Si les rapports de connaissance ne sont, pas plus que les rapports historiques, d’enchaînement et de continuité, mais d’attraction et de gravitation, ils déterminent un style et une forme de connaissance : citation, mosaïque, montage (qui brise aussi la continuité abstraite du temps).
À compléter peut-être avec quelque chose sur la philosophie du langage (mais c’est difficile et abstrait) ou avec le sens de la polémique Benjamin/Adorno sur l’œuvre d’art à l’époque de sa reproductibilité technique.
Terrain de chasse
Les villes sont le terrain de prédilection de cette chasse. Elles sont aussi « des champs de bataille ». Dans les villes, devenues jungles, tous les liens sont rompus. Les cadavres disparaissent, les coupables s’évanouissent. Il ne reste que lambeaux et fragments qui sont le matériau de l’enquête.
Car la ville est structurée comme un langage. Son corps est tatoué des hiéroglyphes de la marchandise. Et les passages sont les « rues lascives du commerce propres seulement à éveiller les désirs ».
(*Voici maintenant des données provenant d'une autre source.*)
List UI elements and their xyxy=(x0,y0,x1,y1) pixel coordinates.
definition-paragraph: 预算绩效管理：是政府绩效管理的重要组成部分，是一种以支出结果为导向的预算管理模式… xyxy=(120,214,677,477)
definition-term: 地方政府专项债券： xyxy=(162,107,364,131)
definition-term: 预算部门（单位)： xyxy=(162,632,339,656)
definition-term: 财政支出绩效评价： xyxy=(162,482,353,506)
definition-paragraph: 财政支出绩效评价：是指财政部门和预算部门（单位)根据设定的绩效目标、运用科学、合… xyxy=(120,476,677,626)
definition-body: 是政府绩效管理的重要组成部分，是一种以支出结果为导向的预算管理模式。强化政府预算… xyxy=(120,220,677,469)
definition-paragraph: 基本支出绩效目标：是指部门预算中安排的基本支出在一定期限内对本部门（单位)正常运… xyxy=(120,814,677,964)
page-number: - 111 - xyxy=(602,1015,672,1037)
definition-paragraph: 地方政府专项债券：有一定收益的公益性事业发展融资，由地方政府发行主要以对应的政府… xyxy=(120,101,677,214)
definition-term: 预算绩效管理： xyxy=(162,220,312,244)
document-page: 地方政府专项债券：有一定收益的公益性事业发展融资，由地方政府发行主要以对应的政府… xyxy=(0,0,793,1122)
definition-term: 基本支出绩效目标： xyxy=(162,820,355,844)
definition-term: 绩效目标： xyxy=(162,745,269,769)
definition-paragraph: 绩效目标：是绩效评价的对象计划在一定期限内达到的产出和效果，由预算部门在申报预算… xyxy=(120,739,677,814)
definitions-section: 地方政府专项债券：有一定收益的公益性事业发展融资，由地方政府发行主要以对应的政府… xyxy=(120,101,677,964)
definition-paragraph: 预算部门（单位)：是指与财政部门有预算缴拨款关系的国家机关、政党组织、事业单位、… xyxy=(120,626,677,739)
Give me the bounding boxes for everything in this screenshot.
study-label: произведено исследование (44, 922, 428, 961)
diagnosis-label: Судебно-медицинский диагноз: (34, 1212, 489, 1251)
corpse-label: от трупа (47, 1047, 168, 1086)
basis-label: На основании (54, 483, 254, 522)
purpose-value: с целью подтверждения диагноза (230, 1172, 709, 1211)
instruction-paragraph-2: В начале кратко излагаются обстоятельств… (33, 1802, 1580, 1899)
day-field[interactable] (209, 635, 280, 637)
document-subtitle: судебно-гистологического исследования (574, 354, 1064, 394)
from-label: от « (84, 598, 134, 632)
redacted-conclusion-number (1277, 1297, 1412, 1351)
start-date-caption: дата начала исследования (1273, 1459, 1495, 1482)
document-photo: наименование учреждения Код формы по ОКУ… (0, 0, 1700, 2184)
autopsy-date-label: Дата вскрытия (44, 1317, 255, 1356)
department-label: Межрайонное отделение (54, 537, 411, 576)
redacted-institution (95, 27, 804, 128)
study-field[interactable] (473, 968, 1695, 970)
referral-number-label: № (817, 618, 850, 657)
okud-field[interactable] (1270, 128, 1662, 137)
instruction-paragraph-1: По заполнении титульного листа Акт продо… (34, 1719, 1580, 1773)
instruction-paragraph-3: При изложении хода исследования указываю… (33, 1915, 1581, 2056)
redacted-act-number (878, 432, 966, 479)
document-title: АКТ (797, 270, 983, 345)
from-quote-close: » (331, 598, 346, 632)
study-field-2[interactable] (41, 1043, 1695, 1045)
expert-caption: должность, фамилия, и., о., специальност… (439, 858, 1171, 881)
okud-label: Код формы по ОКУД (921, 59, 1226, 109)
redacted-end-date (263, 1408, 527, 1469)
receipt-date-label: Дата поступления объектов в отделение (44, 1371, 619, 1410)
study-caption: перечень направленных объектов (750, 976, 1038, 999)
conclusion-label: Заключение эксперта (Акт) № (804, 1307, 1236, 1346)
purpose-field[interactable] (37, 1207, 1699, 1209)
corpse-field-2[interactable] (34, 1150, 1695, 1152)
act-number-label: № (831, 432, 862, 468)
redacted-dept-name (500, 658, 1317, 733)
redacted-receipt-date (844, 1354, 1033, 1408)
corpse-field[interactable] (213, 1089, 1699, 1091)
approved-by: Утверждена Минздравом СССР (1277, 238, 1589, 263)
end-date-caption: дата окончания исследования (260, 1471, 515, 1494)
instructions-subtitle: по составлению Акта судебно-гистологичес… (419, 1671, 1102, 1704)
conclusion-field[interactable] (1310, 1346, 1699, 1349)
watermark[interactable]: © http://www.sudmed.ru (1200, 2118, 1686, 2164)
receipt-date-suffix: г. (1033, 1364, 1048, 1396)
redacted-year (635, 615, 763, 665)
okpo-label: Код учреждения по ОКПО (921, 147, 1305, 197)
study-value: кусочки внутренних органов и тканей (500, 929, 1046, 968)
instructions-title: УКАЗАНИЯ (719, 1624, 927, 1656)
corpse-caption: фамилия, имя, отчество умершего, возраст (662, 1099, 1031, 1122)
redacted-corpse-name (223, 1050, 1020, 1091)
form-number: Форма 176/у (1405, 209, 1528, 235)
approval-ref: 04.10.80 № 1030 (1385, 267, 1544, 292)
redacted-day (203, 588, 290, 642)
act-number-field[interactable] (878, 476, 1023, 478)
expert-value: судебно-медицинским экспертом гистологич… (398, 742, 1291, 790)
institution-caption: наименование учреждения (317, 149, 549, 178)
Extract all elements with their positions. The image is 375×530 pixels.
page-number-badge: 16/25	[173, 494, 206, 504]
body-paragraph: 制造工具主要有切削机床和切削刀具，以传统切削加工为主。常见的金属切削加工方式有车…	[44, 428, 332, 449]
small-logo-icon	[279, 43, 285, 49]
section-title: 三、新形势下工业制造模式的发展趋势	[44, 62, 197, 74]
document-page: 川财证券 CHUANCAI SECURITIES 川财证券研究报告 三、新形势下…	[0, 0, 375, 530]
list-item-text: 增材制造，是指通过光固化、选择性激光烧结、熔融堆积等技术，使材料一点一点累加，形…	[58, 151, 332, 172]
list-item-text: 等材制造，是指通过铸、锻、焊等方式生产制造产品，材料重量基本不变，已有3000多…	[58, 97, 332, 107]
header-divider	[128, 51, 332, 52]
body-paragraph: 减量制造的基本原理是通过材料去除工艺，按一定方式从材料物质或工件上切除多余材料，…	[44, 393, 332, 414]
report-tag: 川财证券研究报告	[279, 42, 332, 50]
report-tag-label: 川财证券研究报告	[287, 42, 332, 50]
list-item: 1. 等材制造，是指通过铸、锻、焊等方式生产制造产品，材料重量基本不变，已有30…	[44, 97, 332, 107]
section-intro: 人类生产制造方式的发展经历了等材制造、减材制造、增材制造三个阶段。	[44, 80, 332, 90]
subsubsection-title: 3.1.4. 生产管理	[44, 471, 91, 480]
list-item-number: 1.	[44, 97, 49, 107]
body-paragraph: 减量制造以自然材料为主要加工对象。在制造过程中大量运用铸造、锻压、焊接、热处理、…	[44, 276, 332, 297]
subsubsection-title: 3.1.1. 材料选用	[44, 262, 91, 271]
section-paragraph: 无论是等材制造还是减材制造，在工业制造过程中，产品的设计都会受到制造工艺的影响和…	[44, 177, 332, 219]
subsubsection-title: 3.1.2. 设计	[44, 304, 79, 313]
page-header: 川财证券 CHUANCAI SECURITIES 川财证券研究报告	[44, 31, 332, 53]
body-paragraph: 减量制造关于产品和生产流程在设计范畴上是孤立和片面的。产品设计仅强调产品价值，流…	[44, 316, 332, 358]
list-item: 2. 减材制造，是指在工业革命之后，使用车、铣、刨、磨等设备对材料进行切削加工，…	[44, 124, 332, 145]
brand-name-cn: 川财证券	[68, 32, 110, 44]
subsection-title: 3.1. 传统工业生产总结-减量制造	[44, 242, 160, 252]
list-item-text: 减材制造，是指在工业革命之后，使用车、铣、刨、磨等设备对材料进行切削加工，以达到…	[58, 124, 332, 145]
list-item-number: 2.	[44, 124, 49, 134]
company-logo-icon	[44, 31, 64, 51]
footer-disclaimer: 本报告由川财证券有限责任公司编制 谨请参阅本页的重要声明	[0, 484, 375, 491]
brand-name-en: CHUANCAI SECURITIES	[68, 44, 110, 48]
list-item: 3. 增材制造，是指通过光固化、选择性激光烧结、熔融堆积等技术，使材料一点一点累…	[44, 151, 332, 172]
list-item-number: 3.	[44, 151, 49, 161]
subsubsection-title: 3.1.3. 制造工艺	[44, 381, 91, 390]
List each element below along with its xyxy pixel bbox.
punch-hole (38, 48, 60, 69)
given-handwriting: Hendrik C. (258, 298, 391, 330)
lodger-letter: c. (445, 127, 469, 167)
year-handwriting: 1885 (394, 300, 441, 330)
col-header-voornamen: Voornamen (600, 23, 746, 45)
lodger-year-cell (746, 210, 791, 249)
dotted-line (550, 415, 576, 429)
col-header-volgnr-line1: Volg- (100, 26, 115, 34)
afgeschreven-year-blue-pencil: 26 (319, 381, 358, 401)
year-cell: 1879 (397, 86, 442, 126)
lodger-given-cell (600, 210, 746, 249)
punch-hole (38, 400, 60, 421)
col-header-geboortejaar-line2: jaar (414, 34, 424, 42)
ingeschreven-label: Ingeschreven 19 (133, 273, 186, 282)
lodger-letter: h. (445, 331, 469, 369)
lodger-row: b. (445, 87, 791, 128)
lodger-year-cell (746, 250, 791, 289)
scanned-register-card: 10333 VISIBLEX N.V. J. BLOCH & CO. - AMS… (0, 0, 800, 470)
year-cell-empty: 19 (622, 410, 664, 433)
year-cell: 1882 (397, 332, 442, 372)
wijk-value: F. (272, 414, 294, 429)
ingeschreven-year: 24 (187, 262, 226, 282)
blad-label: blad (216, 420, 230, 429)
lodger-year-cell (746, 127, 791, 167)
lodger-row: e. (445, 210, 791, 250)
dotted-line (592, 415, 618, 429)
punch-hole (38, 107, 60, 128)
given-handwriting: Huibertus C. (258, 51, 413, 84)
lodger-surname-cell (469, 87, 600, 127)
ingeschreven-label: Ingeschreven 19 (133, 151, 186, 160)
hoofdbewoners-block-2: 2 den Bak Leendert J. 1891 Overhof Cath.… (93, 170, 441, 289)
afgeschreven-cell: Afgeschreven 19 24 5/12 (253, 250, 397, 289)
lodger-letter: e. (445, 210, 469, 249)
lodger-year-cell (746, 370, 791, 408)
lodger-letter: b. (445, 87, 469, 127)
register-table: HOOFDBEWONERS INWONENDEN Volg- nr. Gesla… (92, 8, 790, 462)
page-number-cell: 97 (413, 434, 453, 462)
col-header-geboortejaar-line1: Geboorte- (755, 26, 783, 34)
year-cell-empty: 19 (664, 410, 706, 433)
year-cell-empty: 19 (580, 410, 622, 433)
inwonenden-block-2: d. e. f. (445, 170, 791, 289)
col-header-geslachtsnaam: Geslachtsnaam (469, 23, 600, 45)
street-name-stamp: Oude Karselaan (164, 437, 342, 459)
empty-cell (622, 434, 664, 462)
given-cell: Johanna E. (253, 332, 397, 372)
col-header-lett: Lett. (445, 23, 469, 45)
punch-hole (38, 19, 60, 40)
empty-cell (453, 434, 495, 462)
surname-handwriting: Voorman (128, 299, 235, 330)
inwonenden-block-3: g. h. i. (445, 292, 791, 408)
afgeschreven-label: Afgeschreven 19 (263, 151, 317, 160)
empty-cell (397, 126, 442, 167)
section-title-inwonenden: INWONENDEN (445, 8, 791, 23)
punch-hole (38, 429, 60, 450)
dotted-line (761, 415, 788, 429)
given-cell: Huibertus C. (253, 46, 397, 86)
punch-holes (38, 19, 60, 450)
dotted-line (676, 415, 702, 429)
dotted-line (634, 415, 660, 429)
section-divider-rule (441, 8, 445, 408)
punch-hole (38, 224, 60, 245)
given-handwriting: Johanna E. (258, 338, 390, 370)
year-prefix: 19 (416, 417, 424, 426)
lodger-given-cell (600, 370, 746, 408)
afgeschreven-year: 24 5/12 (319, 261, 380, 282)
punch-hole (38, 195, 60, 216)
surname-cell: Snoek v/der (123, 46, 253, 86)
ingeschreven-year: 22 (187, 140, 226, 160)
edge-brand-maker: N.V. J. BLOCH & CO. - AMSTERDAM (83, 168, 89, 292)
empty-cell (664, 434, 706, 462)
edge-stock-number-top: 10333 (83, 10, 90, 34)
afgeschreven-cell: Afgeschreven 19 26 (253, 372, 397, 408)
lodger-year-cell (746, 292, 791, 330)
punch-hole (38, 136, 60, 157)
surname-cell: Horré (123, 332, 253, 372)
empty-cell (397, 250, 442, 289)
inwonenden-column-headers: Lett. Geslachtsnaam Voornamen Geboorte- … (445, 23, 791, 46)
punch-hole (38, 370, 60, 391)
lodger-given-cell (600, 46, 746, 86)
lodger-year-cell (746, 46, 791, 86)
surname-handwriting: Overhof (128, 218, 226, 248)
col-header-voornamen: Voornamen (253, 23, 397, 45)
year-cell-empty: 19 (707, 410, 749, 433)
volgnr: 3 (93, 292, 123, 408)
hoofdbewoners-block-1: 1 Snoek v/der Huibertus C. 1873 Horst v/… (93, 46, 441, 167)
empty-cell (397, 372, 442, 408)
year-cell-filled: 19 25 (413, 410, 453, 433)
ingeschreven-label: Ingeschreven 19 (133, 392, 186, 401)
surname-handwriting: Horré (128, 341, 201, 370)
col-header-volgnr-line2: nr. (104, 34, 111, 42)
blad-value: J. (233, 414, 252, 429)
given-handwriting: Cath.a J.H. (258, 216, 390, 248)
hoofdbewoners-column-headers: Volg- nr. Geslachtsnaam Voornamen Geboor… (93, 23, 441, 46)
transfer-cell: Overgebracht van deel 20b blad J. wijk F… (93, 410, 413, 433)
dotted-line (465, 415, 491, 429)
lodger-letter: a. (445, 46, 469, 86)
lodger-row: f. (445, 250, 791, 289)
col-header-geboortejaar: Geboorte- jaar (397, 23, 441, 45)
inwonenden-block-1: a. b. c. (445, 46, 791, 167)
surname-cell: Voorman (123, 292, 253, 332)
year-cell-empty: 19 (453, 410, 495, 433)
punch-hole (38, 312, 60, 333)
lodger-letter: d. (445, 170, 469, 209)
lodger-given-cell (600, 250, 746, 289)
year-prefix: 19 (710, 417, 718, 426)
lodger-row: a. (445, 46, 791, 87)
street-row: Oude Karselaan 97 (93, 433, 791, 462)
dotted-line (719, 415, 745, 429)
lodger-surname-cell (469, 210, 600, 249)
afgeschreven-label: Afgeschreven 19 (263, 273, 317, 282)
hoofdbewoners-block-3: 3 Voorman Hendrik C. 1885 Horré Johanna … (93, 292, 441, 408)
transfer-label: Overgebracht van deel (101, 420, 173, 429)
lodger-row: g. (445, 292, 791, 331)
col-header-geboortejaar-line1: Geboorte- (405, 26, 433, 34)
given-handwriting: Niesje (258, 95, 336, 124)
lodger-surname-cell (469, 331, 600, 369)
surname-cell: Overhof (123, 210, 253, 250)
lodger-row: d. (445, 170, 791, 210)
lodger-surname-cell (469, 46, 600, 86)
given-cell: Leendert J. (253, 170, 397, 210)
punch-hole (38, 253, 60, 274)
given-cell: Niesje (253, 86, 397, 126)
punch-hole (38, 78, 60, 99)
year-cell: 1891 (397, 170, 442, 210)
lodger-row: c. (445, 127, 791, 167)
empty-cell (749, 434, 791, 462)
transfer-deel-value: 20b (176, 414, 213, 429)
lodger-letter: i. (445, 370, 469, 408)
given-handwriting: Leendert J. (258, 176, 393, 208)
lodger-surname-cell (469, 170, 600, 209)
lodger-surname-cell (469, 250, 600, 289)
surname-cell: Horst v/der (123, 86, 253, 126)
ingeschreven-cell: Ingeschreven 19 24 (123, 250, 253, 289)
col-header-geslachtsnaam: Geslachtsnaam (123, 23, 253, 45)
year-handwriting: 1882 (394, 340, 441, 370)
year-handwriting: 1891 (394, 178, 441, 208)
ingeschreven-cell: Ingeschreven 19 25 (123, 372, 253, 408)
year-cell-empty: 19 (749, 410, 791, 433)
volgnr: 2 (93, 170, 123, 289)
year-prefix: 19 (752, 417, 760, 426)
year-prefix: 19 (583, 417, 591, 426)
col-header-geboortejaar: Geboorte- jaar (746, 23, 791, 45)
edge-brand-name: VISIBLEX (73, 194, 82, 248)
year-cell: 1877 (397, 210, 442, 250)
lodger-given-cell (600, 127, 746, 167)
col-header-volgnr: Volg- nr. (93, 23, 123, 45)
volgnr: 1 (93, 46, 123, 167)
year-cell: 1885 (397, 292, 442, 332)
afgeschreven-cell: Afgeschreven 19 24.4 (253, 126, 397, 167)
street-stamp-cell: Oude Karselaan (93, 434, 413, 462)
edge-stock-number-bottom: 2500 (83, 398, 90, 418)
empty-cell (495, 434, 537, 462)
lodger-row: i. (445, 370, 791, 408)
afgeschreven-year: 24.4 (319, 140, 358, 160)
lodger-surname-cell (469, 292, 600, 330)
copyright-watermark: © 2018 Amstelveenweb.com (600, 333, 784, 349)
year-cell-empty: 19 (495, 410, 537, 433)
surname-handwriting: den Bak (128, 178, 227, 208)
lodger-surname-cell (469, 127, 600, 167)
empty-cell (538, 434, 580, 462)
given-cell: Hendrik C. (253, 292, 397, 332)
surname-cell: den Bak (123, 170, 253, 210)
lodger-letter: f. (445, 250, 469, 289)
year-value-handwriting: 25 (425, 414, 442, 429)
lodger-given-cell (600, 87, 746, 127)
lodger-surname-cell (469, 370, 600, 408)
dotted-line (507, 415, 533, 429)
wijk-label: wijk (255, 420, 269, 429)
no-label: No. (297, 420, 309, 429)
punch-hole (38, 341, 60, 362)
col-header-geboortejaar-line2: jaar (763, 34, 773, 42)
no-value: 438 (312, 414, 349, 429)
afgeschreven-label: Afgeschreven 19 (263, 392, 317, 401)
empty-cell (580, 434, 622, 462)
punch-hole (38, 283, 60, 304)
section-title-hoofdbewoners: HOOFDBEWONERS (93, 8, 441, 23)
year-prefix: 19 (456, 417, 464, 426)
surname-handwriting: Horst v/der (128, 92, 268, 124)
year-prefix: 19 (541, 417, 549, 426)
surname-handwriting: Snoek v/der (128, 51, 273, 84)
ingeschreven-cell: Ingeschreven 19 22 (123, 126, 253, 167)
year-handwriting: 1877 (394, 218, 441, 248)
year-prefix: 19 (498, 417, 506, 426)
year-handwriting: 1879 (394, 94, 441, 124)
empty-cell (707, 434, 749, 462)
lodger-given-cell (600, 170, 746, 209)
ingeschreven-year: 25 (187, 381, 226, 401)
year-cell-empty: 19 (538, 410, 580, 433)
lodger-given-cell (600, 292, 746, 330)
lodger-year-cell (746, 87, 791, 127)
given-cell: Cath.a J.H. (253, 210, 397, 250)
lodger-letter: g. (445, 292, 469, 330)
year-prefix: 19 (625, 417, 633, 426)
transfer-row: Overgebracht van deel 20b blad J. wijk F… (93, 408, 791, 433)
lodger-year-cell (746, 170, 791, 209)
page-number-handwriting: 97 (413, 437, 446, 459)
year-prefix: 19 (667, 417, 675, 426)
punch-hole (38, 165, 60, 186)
Tout ici, gravite autour de l’énigme de la marchandise, qui détient le secret d’un crime primordial. La prostitution, d’abord, métaphore du corps fait marchandise. La mode, simulacre morbide du nouveau, prisonnier de l’éternel retour de la marchandise. Les déchets enfin : épaves dérisoires, qui s’élèvent du rang de marchandise périssable à celui d’œuvres singulières, pour ressusciter, « détachées de toutes leurs fonctions primitives », délivrées des servitudes de l’usage et de l’échange et affranchies des mesquineries de la vie quotidienne.
Dans cette jungle, le sauveur est un chiffonnier qui remplit inlassablement sa hotte d’oubli, pour que rien ne soit dédaigné et abandonné ; et le héros est le flâneur singulier et mélancolique, limier en puissance, qui se découpe sur la foule anonyme des simples badauds.
Europe sans lumières
« Les circonstances mêmes qui menacent si grandement ma situation européenne rendront probablement impossible mon émigration aux États-Unis » (lettre d’avril 1939). Benjamin pressentait l’impossibilité de ce départ pour l’Amérique. Comme avait été impossible le départ pour la Palestine : « Y a-t-il là-bas pour moi, vu ce que je puis faire et ce que je sais, plus de place qu’en Europe ? S’il n’y en a pas plus, il y en a moins. Cette phrase n’a besoin d’aucune explication. Et pas davantage cette dernière : si je pouvais accroître là-bas ma science et mes capacités sans perdre mon acquis, je ne manquerais pas de m’y résoudre (lettre de mai 1933).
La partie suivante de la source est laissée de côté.